Questionada pelo PÚBLICO sobre se a compra de acções pela Ángeles, nomeadamente na véspera do anúncio da OPA, era ou não ilegal, fonte oficial do regulador afirmou apenas que, “sempre que é publicado um anúncio” de uma OPA, “a CMVM faz uma análise das operações que o antecederam”. O PÚBLICO tentou, sem sucesso, contactar a Ángeles.
Um especialista em mercado de capitais e abuso de informação privilegiada, que pediu o anonimato, afirmou ao PÚBLICO que “a situação não é líquida”, mas que “a informação disponível no mercado não deve ser assimétrica”. “Se há uma OPA pendente, há uma desigualdade quando quem lança uma operação está a comprar tendo essa informação relevante face a quem está a vender, que a desconhece”.
É que, como sucedeu a 18 de Agosto, quem vendeu não sabia que no dia seguinte a OPA viria valorizar as acções em 9%, como foi o caso. E, nessa data, dificilmente os seus principais gestores não sabiam que no dia seguinte a Ángeles iria oficializar a proposta de OPA. No entanto, diz este especialista, a questão terá de ser aprofundada para se perceber se há abuso de informação privilegiada.
Há um caso conhecido em que o Tribunal da Relação de Lisboa condenou dois administradores da Cofina (Paulo Fernandes e João Borges de Oliveira) a uma multa de 45.000 euros cada um, por utilização de informação privilegiada na compra da Celulose do Caima. Isto após, na 1.ª instância, o Tribunal de Instrução Criminal ter absolvido os gestores. Em causa estava a aquisição, a um fundo de investimento, de “um grande lote de acções de outra sociedade cotada quando, na mesma altura, estavam preparar o lançamento de uma OPA e a negociar a aquisição de outro grande lote a outro accionista por valor superior à primeira aquisição referida”, conforme se lê no site da CMVM.

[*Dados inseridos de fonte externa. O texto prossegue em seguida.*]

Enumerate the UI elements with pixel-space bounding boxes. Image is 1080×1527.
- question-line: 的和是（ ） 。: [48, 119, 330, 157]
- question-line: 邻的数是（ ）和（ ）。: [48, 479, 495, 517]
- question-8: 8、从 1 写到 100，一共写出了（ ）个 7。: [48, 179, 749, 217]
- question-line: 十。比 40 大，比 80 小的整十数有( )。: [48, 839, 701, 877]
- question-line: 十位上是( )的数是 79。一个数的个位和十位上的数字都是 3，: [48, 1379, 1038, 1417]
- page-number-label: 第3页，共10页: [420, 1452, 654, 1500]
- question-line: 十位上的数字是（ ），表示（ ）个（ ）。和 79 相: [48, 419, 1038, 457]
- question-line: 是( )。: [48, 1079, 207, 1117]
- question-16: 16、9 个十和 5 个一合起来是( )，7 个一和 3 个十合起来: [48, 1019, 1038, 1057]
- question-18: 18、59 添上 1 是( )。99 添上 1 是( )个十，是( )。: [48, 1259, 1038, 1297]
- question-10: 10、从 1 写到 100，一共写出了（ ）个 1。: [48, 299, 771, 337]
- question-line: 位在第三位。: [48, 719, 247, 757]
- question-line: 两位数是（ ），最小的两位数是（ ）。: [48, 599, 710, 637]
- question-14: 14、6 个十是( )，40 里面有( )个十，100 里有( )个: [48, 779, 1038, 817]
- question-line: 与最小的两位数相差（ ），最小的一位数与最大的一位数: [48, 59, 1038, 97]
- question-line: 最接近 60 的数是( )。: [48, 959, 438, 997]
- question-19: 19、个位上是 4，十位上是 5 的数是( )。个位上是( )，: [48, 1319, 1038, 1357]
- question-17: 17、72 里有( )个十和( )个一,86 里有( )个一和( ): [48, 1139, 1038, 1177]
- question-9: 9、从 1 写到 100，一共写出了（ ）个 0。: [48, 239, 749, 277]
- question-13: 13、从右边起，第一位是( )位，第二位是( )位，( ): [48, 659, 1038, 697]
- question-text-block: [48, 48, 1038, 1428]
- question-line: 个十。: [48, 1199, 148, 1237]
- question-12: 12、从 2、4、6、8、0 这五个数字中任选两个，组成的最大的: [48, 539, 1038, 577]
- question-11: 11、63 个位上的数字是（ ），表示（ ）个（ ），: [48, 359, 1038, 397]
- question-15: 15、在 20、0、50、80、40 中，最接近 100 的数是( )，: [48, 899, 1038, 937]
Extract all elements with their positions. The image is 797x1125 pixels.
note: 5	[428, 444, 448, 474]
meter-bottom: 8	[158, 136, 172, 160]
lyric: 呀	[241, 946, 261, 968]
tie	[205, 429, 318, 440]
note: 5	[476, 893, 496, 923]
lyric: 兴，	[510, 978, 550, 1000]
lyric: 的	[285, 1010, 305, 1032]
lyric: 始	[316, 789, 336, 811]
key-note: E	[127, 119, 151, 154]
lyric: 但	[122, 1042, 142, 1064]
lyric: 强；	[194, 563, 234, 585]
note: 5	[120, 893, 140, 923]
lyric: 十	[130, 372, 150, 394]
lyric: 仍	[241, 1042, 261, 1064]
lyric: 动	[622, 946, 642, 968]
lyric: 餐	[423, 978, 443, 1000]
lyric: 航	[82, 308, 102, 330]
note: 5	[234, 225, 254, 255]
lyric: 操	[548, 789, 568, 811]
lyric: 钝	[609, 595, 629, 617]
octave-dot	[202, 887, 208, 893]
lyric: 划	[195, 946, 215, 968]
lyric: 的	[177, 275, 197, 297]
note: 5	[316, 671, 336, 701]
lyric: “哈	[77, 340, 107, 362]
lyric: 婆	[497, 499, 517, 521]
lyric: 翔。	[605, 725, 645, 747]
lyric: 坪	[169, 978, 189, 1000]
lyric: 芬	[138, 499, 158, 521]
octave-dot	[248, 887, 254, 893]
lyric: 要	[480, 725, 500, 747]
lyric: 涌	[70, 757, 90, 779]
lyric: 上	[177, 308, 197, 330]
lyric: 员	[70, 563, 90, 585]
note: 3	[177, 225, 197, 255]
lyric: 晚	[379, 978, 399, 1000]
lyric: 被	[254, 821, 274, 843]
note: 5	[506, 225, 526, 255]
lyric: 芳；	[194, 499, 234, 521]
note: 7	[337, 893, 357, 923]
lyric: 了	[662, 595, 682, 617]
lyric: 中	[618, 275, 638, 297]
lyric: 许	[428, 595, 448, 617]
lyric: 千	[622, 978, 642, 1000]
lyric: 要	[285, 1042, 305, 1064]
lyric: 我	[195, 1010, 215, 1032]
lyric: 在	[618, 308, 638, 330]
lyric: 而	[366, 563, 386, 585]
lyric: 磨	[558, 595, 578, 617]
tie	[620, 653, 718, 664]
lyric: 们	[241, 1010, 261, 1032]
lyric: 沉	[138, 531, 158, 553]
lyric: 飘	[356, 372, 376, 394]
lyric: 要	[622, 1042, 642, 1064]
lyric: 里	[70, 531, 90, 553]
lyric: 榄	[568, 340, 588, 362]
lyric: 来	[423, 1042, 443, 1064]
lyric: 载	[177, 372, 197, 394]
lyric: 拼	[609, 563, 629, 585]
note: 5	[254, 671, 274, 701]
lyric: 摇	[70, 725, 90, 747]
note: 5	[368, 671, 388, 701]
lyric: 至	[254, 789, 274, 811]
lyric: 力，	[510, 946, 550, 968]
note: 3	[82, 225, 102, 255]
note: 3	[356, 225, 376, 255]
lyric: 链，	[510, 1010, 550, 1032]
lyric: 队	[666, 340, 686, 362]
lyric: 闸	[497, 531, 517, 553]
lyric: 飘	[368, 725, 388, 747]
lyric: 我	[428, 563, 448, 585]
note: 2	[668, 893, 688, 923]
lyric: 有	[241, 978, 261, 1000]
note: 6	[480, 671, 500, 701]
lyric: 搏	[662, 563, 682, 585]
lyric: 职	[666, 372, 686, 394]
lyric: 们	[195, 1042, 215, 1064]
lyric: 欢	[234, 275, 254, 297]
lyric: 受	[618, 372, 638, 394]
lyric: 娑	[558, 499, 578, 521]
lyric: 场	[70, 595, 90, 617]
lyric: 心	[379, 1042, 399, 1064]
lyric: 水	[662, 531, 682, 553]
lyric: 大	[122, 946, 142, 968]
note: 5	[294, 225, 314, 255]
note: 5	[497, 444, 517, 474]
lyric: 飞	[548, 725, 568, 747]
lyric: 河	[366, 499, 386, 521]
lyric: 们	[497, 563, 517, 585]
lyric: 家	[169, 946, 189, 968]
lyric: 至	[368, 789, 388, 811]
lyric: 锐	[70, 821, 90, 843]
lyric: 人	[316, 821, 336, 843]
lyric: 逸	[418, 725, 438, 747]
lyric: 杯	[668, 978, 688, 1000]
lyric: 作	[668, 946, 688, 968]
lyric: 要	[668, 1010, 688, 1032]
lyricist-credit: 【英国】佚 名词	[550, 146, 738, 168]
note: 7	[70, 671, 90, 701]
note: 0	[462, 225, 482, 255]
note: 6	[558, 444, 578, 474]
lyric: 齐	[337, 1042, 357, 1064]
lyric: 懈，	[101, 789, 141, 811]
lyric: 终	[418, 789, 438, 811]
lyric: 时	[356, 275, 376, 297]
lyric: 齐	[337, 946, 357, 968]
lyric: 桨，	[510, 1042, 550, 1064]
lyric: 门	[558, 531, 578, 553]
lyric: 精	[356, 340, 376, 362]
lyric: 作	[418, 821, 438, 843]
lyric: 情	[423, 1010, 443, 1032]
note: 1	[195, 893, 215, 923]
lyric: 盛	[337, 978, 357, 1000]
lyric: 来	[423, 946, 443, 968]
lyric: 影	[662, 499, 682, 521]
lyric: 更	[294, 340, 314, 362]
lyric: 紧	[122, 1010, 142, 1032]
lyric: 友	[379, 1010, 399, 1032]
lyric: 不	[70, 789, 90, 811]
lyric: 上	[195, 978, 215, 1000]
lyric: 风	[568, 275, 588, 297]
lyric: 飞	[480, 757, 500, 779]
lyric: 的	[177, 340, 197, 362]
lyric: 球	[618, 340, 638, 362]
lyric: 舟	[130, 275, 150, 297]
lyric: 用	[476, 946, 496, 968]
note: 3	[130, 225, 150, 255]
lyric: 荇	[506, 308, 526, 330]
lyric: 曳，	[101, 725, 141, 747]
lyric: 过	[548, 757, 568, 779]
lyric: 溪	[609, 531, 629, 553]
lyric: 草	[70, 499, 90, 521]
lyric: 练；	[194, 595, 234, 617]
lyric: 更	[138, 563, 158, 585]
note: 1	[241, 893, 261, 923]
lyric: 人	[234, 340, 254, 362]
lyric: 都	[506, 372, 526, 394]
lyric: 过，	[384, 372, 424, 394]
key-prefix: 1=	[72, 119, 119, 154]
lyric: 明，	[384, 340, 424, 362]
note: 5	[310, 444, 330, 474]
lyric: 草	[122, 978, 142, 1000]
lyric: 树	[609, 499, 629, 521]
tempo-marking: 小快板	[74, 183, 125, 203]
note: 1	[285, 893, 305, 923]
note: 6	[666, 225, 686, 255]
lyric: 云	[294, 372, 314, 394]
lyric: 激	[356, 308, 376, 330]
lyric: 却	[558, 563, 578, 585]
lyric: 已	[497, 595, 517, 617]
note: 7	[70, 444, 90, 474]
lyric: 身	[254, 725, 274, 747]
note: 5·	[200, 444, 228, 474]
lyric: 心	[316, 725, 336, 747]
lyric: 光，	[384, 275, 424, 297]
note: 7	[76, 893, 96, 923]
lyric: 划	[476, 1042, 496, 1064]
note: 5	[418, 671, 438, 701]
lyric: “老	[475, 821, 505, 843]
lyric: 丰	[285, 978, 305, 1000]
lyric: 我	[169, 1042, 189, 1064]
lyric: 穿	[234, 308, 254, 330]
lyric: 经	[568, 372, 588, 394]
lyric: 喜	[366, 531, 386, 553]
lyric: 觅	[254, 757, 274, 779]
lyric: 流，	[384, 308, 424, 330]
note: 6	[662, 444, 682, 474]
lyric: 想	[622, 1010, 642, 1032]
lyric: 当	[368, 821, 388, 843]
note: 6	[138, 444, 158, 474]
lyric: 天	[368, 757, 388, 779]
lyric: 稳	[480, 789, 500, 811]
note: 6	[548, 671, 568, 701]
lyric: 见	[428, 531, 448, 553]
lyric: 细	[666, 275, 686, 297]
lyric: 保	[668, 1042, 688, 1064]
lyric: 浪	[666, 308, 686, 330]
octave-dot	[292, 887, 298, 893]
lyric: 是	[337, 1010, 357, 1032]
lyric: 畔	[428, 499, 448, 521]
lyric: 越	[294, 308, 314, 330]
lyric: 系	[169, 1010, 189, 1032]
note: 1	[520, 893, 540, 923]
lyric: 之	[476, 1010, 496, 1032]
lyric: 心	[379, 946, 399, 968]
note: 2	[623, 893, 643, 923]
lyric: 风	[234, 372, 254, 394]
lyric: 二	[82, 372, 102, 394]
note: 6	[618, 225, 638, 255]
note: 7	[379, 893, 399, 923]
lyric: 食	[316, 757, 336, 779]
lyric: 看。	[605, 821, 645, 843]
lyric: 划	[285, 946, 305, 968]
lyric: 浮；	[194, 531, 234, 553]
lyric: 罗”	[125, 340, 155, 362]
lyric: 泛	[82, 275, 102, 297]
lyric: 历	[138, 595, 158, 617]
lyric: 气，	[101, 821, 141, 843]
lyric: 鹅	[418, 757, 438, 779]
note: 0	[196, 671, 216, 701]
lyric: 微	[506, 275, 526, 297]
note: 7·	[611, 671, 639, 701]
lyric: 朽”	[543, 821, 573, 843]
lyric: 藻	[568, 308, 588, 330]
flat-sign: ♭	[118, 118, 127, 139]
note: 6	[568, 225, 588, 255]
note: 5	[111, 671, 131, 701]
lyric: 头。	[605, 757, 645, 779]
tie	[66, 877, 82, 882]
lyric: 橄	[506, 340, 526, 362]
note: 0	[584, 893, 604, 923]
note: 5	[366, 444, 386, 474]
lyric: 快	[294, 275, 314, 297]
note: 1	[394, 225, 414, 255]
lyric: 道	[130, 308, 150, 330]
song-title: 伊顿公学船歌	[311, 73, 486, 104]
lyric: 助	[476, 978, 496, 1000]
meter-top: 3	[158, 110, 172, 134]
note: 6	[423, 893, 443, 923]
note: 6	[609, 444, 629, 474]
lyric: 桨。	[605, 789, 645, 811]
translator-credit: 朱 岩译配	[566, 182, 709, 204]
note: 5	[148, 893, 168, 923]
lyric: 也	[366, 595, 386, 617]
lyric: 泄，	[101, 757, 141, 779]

A concretizar-se a compra da ES Saúde pela Ángeles, o negócio representa a entrada dos mexicanos no sector da saúde na Europa. O Grupo Empresarial Ángeles (GEA) está a oferecer 4,3 euros por acção. Nesta quarta-feira, a cotação cresceu 8,42%, subindo para 4,275 euros. Ao início da noite, o GEA comunicou que detém já 6,97% do capital (mais 3,65% comprados nesta quarta-feira).
A ES Saúde é controlada em 51% do capital pela ES Health Care Investiments (ESHCI), que por sua vez é detida pela Rioforte (55%) e tem ainda como accionistas a ESFG e o Novo Banco. A entidade gerida por Vítor Bento é dona de 27,26% (18,16% de forma directa e mais 9,1% através do BES Vida). Se a Rioforte, em processo de gestão controlada no Luxemburgo, decidir vender, o Novo Banco encaixa 57,1 milhões de euros com o negócio.